You Can Check Out Anytime You Like

When Brody calls Hooper at the beginning of Chapter Ten, he tries to picture his room at the Abelard Arms.  His imagination - like that of Dr Bill Harford - is fuelled by jealousy. However, the picture Brody's suspicious mind creates of his own possible cuckolding is no dream fantasy, but a vision of "a small dark garret, a rumpled bed, stains on the sheets, the smells of rut." This may be an accurate visual representation of the motel room where Ellen and Hooper had sex, but it surely cannot be an accurate picture of Amity's oldest and most prestigious hotel.
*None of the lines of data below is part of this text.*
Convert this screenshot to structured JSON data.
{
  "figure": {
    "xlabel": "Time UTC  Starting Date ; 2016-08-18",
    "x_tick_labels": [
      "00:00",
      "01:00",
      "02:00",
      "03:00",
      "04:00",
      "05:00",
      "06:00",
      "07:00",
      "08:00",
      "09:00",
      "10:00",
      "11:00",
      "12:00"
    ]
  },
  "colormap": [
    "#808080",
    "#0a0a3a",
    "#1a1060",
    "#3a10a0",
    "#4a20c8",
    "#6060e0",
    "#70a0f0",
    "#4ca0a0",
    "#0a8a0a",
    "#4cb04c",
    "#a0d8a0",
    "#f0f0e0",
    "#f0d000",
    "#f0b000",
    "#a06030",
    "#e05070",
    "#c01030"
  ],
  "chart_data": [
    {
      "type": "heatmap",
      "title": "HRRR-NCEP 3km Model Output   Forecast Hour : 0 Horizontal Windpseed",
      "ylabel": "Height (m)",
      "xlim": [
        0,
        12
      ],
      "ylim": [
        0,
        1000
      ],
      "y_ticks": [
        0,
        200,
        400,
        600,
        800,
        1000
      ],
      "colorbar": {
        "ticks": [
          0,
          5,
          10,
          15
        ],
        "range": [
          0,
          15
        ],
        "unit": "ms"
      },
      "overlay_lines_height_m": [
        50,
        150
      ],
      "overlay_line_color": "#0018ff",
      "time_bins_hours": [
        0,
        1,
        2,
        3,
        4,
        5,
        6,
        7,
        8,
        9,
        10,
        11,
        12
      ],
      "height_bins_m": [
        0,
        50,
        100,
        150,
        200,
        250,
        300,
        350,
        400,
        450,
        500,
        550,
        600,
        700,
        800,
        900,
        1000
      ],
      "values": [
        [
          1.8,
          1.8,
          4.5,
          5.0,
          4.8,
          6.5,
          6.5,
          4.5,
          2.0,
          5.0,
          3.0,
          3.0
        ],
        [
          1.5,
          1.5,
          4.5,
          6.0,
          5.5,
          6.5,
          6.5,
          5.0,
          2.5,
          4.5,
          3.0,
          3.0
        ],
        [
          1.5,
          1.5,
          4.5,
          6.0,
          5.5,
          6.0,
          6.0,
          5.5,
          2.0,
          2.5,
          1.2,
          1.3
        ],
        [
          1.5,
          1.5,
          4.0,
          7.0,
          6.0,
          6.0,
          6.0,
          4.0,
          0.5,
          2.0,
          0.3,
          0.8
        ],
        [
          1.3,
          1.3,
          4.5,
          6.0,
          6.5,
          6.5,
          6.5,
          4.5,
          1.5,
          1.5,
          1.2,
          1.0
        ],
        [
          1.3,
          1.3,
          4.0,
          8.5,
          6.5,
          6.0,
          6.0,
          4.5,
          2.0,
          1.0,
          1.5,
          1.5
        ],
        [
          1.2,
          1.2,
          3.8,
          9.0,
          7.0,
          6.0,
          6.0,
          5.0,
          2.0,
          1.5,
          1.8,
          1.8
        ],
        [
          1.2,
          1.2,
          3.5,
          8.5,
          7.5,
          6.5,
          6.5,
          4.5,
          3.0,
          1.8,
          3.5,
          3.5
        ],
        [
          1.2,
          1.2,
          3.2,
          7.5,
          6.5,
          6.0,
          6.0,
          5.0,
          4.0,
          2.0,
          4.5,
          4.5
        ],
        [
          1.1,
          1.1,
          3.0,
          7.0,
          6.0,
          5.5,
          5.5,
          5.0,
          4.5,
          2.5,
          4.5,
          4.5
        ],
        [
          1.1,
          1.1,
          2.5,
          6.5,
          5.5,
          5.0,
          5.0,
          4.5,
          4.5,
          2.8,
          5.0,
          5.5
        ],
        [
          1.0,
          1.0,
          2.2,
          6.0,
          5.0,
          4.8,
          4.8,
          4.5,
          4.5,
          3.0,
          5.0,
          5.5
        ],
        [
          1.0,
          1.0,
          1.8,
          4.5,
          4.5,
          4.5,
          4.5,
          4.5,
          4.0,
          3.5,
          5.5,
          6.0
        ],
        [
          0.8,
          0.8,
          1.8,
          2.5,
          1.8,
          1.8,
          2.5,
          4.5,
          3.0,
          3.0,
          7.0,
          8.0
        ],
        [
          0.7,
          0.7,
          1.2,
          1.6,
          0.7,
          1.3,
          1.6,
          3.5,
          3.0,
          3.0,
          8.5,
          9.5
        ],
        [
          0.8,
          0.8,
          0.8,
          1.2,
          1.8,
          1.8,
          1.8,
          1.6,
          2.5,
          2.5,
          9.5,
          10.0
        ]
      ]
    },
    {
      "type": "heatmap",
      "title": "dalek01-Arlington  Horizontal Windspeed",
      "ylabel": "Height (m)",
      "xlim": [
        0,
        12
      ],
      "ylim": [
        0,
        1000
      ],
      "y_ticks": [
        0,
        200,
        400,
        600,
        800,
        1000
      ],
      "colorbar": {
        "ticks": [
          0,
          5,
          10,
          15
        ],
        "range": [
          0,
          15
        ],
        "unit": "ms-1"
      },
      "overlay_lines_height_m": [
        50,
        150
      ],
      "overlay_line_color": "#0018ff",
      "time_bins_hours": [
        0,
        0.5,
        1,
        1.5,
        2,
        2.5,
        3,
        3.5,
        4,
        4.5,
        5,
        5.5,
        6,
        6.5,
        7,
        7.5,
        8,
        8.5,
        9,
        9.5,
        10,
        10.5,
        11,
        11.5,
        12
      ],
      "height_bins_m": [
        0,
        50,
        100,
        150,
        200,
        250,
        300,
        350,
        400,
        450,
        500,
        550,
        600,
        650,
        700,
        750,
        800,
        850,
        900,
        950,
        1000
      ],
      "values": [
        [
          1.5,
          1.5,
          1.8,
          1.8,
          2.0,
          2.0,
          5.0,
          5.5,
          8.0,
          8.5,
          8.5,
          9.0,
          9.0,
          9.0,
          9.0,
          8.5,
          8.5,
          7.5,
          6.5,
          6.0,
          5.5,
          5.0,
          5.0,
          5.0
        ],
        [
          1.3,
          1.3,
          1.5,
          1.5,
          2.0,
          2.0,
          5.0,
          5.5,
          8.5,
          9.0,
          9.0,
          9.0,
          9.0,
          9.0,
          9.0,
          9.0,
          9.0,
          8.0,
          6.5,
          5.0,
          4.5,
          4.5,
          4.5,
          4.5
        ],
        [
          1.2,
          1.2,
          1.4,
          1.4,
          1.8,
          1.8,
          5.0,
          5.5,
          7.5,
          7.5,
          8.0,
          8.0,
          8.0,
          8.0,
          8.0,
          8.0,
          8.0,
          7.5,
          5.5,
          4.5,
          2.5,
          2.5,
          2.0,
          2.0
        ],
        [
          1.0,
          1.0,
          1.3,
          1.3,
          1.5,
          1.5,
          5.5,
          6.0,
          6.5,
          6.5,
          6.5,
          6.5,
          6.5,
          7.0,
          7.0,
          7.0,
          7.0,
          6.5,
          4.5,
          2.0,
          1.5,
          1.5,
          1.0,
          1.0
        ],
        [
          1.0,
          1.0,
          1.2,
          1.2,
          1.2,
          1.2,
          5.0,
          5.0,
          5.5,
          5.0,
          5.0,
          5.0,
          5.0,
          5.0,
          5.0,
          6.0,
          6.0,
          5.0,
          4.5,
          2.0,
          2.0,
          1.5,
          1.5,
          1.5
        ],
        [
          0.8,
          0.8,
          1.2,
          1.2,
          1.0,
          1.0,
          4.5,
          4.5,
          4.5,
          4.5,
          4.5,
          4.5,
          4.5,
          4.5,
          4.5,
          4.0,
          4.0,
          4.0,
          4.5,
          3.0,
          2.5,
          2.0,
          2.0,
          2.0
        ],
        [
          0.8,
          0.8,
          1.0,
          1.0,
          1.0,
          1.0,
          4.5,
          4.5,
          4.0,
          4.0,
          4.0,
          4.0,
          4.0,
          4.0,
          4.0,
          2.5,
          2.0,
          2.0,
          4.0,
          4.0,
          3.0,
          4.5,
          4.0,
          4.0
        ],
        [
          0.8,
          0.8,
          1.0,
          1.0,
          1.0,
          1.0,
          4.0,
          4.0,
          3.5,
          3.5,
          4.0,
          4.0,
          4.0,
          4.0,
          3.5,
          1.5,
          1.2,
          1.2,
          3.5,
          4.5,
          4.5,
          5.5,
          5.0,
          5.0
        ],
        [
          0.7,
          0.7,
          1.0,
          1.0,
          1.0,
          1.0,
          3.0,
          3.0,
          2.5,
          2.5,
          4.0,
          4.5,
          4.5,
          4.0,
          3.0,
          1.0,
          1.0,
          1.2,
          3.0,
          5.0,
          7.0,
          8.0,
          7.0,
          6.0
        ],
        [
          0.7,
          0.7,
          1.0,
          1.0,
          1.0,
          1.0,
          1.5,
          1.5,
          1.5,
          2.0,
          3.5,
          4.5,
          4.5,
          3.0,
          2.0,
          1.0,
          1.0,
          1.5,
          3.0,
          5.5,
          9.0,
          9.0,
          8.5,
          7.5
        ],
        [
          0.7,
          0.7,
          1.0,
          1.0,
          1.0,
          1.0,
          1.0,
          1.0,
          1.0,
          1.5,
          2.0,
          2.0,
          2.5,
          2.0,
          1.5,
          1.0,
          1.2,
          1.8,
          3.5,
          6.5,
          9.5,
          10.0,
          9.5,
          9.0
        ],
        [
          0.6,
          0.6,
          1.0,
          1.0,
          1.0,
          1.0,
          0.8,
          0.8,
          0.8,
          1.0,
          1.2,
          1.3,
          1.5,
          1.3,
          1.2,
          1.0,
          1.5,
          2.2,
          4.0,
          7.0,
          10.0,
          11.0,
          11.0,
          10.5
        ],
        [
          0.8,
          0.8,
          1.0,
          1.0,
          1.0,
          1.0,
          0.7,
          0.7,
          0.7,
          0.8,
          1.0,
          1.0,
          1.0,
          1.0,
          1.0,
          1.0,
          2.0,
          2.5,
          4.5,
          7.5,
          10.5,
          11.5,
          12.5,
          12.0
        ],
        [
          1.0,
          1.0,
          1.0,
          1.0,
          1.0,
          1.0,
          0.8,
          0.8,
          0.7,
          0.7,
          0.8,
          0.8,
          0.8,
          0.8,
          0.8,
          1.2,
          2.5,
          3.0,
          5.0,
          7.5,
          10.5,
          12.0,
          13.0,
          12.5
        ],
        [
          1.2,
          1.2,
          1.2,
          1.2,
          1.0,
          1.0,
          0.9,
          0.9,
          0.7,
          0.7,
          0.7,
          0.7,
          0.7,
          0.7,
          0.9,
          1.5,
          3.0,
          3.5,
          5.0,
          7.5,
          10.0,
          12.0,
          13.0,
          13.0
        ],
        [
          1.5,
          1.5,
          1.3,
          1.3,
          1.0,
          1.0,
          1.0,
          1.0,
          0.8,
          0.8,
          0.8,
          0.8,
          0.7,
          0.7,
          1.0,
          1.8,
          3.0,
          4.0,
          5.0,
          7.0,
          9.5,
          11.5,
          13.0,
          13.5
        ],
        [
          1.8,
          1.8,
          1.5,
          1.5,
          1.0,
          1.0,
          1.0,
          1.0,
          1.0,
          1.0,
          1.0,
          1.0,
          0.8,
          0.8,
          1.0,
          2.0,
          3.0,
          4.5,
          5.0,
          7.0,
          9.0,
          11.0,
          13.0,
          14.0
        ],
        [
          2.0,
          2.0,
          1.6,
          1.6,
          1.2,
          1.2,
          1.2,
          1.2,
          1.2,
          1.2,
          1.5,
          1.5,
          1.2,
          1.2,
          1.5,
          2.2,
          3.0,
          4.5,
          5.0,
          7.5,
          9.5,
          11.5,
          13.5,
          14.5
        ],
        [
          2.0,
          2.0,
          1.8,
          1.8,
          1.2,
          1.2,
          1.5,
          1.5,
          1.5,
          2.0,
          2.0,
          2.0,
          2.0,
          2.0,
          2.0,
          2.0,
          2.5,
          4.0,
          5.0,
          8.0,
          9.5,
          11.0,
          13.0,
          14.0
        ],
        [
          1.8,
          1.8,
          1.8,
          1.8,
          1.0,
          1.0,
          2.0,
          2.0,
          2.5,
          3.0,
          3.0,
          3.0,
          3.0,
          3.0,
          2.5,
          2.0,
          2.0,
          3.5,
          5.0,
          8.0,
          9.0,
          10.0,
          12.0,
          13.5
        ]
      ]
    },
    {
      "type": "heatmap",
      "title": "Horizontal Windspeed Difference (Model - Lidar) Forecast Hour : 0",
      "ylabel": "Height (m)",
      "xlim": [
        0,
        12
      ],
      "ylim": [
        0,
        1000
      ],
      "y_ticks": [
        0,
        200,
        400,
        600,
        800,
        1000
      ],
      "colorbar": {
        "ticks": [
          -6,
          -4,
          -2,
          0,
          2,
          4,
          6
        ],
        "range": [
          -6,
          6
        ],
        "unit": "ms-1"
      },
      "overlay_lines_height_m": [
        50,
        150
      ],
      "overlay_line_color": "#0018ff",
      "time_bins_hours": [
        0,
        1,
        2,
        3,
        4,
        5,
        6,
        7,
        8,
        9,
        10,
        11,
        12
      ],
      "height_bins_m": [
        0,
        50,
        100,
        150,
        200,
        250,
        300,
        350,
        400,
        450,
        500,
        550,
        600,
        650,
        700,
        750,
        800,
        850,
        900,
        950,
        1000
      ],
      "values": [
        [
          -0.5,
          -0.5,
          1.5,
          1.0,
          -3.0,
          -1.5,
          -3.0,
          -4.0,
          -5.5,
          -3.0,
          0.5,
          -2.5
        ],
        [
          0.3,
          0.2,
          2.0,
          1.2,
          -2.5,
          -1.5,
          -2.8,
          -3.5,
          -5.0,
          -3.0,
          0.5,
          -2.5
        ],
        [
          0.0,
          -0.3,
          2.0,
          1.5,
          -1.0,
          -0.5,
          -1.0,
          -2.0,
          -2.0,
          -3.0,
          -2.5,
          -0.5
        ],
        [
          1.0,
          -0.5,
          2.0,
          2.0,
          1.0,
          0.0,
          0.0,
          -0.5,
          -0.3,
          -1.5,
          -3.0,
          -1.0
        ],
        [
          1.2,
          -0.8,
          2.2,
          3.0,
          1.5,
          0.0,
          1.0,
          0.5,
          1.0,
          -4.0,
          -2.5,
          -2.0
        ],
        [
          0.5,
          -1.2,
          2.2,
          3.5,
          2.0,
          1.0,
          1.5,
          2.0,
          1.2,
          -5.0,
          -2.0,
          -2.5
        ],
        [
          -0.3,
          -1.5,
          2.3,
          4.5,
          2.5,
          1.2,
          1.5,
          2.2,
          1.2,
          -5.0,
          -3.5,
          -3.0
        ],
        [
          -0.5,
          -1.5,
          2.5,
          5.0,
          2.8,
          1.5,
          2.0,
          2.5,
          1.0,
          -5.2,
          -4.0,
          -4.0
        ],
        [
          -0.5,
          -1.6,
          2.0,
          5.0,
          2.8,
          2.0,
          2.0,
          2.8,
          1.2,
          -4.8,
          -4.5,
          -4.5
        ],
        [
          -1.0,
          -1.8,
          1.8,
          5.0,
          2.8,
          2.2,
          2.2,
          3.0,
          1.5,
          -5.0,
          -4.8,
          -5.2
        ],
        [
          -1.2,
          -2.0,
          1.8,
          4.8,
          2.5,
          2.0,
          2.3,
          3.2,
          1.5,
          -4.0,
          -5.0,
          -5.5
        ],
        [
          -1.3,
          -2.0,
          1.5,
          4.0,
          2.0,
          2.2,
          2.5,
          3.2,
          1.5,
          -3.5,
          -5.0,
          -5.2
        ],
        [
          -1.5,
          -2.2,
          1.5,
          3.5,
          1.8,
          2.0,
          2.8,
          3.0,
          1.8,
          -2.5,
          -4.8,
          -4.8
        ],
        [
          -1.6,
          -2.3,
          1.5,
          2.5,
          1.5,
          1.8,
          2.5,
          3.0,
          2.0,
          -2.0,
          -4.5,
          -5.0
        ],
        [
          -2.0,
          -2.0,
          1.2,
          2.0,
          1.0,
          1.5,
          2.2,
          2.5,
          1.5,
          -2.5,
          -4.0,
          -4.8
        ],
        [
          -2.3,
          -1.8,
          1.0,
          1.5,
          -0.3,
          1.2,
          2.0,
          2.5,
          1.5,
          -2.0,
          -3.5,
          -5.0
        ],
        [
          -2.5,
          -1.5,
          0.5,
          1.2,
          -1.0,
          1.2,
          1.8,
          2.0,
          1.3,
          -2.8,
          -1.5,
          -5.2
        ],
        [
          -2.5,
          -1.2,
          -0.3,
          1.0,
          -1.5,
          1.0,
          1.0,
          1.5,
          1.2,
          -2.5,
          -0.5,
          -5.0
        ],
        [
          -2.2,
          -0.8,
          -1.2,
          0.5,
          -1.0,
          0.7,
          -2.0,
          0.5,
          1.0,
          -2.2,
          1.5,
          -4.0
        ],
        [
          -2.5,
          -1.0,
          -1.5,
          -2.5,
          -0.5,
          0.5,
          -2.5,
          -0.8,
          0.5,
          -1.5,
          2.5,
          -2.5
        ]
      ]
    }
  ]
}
The Abelard Arms Inn may not be as recognisable in the popular consciousness as the Overlook Hotel, the Hotel Earle, the Hotel Del Coronado, or even the humble Bates Motel, but we learn quite a bit about this fine establishment over the pages of Benchley's novel. We are told that shark victim Morris Cater was staying there the weekend of the nineteenth and twentieth of June (Chapter 4), and when he got chewed up in the surf perhaps it was Matt Hooper who took his vacant room. We know that meals are included in the price of the room (Chapter 10) and it's unlikely that butterfly lamb or gazpacho are on the menu. We also learn that the inn has been run as a family business for three generations (Chapter 9) and, given that the current owner is "a frail old man" called Ned Thatcher, is soon likely to pass into the hands of a new proprietor. We are told by the night clerk that Hooper is staying in Room 405 and so we can suppose that the Abelard is of a reasonable size.We even know the hotel's telephone number of four descending figures (six-five-four-three) that Ellen Brody has committed to memory.

All this we can glean from the text, but there is one piece of information that is never stated. Was Benchley's choice of name for the hotel just a random selection, or was he attempting some sly symbolism when he named it after the medieval French scholar Peter Abelard? Are we supposed to see some echo of Ellen and Hooper's doomed love affair in the tragic story of Abelard and Heloise?